Because the tax treatment of affected items depends on

partnership-level determinations, affected items cannot be tried

as part of a partner’s personal tax case until the resolution of

the partnership proceeding.   GAF Corp. & Subs. v. Commissioner,

supra at 526 (citing Dubin v. Commissioner, 99 T.C. 325, 328

(1992)).   Thus, the Court does not have jurisdiction to consider

partnership items or affected items while a partnership
                                 - 7 -

proceeding is pending. Id. at 528; Maxwell v. Commissioner,

supra at 788.

     The notice of deficiency was issued 11 days after the FPAA;

therefore the partnership proceeding was still pending.      See sec.

6226(b).   We must therefore decide whether any of the items

giving rise to any part of the deficiencies in this case are

partnership items or affected items.

     The parties are in agreement that all of the items for 1999

are either partnership items or affected items.    We agree.   As a

result, we do not have jurisdiction over those items because the

partnership proceeding was pending when the notice of deficiency

was issued.     See Maxwell v. Commissioner, supra at 788.
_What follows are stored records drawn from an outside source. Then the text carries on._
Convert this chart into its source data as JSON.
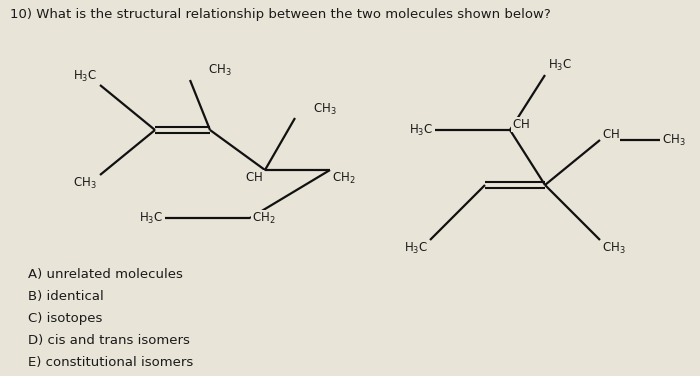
{
  "title": "10) What is the structural relationship between the two molecules shown below?",
  "bg_color": "#e8e4d8",
  "text_color": "#1a1a1a",
  "choices": [
    "A) unrelated molecules",
    "B) identical",
    "C) isotopes",
    "D) cis and trans isomers",
    "E) constitutional isomers"
  ]
}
     For 2000, the parties are not in agreement as to the

characterization of all of the items.    Respondent argues that the

claim on petitioners’ return for that year to an itemized

deduction of $525,000 for legal, accounting, consulting, and

advisory fees related to Stone Canyon is an affected item because

the partnership was a sham.    Although the partnership did not pay

the fee, respondent argues that the deduction is nevertheless an

affected item because the disallowance is dependent on the

partnership’s being a sham.    In Goldberg v. Commissioner, T.C.

Memo. 2007-81, we held that such fees were neither a partnership

item nor an affected item, and therefore we retained jurisdiction

over them.    The deduction was not claimed on the partnership
                                 - 8 -

return nor claimed by petitioners as their distributive share of

any deduction on the partnership return.       The disallowance of the

deduction at the individual level did not flow from a deduction

disallowed at the partnership level, nor is the legality of the

deduction at the individual level necessarily affected by a

determination at the partnership level. Id.

     Respondent’s motion to dismiss for lack of jurisdiction will

be granted in part and denied in part.

     In reaching all of our holdings herein, we have considered

all arguments made by the parties, and, to the extent not

mentioned above, we find them to be irrelevant or without merit.

     To reflect the foregoing,

                                              An appropriate order will

                                         be issued.